“But if serving the LORD seems undesirable to you, then choose for yourselves this day whom you will serve, whether the gods your ancestors served beyond the Euphrates, or the gods of the Amorites, in whose land you are living. But as for me and my household, we will serve the LORD.”
(Joshua 24:15)
What’s it like to live in a relationship where one party is committed but not the other? Many (if not most) of us have experienced that, at some point; it’s sad, to say the least, and even worse when the commitment is intended to last a lifetime. But it happens in our world. And it happens all the time to God. He’s always faithful, but sometimes...we’re not. If we don’t commit ourselves to him—our ways, our hearts, our strength—we miss out on the blessings he longs to give us. Fidelity of our hearts and minds to God is essential to an intimacy he develops to transform us and give us the life we want and desperately need. It's a life filled with his power and provision.
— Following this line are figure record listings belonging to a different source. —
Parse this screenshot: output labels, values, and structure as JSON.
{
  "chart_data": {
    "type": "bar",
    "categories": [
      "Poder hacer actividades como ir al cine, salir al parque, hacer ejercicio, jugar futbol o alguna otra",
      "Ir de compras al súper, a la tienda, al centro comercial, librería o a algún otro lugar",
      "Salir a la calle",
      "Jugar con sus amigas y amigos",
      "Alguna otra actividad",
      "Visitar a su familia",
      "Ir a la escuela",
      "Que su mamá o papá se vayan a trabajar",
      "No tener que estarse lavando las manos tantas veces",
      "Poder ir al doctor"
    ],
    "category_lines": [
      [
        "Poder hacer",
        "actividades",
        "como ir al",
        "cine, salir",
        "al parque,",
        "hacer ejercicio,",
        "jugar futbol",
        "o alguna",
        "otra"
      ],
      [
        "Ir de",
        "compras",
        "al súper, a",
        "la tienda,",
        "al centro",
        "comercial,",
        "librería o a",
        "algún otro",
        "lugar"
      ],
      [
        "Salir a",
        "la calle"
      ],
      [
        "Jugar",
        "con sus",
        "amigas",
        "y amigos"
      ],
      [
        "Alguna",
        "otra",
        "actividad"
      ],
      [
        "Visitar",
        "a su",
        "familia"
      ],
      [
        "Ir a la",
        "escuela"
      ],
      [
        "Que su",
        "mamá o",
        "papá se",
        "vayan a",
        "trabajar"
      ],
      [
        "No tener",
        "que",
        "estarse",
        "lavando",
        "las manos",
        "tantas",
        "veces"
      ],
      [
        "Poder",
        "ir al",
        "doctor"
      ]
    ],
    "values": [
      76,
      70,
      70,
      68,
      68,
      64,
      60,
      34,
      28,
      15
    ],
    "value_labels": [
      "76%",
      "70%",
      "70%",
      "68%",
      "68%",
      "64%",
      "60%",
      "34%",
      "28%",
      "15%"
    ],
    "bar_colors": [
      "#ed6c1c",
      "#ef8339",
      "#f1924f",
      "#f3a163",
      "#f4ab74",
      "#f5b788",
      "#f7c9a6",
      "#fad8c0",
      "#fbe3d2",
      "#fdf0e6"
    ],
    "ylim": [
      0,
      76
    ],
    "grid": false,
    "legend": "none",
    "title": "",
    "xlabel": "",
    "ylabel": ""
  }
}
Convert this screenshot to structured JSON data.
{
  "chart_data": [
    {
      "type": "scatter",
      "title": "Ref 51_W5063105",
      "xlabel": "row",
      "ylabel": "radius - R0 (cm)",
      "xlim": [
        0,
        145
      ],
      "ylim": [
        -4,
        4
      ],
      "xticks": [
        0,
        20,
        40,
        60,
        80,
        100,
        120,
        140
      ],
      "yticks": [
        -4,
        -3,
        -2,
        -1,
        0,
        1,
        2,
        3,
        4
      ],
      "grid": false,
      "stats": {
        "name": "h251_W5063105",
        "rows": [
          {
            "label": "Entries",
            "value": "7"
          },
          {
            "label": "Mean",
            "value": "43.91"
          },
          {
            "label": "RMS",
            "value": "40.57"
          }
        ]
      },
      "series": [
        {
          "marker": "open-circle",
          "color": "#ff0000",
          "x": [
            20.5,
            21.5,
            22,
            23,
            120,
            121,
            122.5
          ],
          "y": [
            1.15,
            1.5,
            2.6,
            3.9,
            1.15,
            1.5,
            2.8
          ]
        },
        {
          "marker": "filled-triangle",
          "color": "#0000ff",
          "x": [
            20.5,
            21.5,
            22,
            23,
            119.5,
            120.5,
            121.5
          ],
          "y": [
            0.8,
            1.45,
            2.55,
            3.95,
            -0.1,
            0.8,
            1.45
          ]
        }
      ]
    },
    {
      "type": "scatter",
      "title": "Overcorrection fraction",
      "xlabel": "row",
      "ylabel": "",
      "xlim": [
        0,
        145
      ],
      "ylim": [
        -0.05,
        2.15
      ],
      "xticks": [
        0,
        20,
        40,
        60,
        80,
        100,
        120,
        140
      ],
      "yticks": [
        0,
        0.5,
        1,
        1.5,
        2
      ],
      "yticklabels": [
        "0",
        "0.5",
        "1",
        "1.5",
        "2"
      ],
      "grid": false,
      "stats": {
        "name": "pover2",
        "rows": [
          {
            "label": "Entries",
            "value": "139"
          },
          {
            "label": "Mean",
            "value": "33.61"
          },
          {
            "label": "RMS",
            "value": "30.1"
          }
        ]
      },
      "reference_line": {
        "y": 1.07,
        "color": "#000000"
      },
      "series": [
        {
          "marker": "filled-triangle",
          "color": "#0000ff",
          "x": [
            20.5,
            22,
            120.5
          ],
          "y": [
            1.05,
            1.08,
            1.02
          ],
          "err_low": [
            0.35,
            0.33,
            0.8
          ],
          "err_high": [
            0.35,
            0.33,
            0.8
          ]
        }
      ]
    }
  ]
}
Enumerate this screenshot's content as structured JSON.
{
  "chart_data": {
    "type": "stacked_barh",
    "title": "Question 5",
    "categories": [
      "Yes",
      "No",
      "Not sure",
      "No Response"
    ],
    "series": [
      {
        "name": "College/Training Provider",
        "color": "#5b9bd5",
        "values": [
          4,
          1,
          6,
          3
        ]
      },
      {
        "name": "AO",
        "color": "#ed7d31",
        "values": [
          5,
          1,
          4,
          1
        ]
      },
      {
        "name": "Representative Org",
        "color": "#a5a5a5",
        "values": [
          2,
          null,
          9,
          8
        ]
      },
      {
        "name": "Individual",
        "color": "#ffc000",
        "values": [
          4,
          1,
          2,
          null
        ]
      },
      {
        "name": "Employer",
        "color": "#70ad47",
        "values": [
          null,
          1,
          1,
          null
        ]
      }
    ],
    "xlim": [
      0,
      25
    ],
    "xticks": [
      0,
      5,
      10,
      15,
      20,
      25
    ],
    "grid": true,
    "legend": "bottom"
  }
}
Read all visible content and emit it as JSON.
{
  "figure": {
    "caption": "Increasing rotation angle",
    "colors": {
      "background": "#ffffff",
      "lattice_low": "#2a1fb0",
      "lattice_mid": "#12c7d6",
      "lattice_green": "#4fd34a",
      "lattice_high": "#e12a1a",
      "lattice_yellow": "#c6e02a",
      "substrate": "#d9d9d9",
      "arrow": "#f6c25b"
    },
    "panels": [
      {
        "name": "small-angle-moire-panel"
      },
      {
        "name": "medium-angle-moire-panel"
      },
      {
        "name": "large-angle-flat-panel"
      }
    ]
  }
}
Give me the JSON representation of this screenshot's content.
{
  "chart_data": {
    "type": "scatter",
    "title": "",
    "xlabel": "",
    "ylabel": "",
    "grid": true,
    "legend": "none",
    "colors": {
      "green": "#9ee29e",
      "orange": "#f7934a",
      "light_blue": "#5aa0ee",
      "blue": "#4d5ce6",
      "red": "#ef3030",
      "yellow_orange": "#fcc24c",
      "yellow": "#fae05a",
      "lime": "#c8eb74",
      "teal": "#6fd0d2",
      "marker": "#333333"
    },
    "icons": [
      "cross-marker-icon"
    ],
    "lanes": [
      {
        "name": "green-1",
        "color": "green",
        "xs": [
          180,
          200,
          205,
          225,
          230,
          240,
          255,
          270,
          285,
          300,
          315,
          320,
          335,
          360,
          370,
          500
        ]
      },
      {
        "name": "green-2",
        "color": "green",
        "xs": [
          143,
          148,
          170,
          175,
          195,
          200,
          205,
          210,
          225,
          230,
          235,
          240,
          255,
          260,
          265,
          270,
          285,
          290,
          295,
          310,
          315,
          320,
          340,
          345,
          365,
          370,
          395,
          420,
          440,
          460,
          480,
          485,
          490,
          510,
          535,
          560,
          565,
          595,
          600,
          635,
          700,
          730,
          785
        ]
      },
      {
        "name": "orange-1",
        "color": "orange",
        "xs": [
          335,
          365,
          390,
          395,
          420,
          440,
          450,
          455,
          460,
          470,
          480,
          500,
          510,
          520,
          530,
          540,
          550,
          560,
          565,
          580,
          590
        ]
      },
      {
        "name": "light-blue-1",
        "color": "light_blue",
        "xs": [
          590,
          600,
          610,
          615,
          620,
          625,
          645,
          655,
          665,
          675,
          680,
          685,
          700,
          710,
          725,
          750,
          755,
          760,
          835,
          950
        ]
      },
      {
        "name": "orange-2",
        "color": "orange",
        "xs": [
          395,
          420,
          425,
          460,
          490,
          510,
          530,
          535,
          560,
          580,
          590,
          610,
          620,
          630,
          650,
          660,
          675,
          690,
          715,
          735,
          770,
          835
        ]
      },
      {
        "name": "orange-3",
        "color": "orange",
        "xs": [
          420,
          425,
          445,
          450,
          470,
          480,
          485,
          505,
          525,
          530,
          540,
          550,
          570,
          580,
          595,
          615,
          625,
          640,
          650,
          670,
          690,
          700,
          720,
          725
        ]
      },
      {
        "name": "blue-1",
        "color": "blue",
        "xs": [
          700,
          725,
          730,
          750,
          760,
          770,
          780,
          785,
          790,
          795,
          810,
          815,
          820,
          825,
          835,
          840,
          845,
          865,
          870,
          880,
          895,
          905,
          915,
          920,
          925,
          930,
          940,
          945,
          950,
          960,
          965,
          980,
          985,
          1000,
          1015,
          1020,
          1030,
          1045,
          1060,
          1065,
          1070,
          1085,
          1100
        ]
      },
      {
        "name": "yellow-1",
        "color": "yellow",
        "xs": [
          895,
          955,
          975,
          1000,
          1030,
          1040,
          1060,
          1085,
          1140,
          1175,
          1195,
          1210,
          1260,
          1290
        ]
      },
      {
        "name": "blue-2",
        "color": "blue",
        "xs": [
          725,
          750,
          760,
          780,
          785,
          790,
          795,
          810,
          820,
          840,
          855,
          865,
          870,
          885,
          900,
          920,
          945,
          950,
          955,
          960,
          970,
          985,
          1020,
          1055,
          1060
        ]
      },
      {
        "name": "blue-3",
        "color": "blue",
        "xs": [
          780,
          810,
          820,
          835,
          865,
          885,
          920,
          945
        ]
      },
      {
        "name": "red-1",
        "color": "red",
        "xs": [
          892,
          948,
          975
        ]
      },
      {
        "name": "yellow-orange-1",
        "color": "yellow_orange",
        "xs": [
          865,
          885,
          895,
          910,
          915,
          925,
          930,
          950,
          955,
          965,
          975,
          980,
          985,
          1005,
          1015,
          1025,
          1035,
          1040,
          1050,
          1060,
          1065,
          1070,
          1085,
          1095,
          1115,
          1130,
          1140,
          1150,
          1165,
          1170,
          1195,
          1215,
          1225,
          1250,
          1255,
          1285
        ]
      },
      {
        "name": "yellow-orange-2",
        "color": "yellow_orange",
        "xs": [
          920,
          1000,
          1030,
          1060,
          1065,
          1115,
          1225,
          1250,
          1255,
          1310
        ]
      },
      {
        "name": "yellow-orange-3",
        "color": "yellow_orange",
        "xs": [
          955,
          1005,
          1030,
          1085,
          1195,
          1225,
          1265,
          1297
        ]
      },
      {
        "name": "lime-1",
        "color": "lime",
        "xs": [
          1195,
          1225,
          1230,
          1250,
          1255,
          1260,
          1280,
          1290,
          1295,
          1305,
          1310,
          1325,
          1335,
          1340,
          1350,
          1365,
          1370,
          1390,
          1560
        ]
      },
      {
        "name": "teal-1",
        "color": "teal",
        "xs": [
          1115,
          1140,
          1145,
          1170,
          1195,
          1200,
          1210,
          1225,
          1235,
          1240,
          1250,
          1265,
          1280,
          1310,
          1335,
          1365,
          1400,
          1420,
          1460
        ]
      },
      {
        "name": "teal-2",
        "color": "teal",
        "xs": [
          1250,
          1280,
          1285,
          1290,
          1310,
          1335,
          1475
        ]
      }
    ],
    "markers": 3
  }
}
The last chapter of the book of Joshua concludes with Joshua’s death. He’s meeting with the people of Israel at Shechem. It’s his farewell speech, and he wants to leave the people with a choice. It's a chance to be blessed by the same God that brought them out of Egypt and gave them the land promised to their father, Abraham. The choice they face is whether they will worship false gods or serve the God who was faithful to them. Joshua offers them the choice to commit.
Joshua is spelling it out for them. Everyone serves something. If they don’t want to serve the Lord— if that’s undesirable, hard, boring, limiting, or however they excuse it—then pick a different god. They have several options. They could pick the gods of Babylon or the gods of the Amorites, or maybe the gods of Egypt he mentioned in the previous verse (v. 14). The Amorites worshipped Molech and had cultic sex with prostitutes. If the people of Israel wanted illicit sex, maybe they wanted to try the gods of the Amorites. But then again, Molech demanded infant sacrifice. If they wanted gods who let them do whatever they wanted—and a lot of people in our world want that kind of god, one who lets them do anything they feel like—then maybe they wanted to try the morally permissive gods of Egypt. But then again, the true God of Israel proved them to be powerless. Or maybe they wanted the gods of their ancestors beyond the Euphrates (i.e., Babylon). The Babylonians had thousands of gods, one to satisfy every desire. But then again, these are the gods Abraham left behind in pursuit of God's promise. Or, Joshua says, reject all of these and serve the one true God—the one who rescued you and blessed you. The Lord our God is One (Deut. 6:4). He’s powerful, and he’s holy. Joshua lets them know that's his (and his family's) choice.
We're a lot like the people of Israel, and we face the same choice: A choice to trust God or not. In the end, we all choose something. We don’t call sex, moral permissiveness, or a thousand-different urges by the names of ancient gods, but we elevate them above the true God. When we do, we make them the object of our worship and desire. Competing cultural values are the gods of our time. Sex, choice (do-whatever-you-feel-like), unbridled consumerism—these are the gods of our time. They're not so different from the options Israel faced. Either choose those things or choose the Lord. In the end, your commitment is solitary; your heart can’t be divided. You can only serve one master (Matt 6:24). The gods you choose will control how you live. They will modify your priorities, play on your affections, demand your obedience. By default, culture will choose a god for you.
Or, you can choose the source of life, love, and power. The God who rescued Israel from captivity and handed them thirty-one unlikely victories in Canaan in fulfillment of his covenant with Abraham is the same God who has committed to you. That same God wants to prove his love for you and lead you to the life he planned for you. The question is not whether he is committed to you; he has made a new covenant with all who rest in the completed work of Jesus Christ (Luke 22:20). The question is whether you will commit to him. In comparison, the world's options seem shallow. They demand our time and hearts but deliver nothing that truly satisfies.
Any commitment starts with a vow. A vow is a point in time when you’re all-in. Are you all-in for Jesus? In Shechem, in response to Joshua's challenge, the people of Israel took a vow: they’re all-in (Josh 24:21-25). I want to challenge you to consider, as the Lord leads, if this isn’t a time to take a vow. To be all-in. To make a decision to give up affections that divide your heart. To commit your heart and mind to the one who loves you. To draw close to him and walk with him. Thousands of years from that scene in Joshua 24, the one true God reveals his love and speaks his commitment to you this very day. He will lead you to a place of joy and power in your life.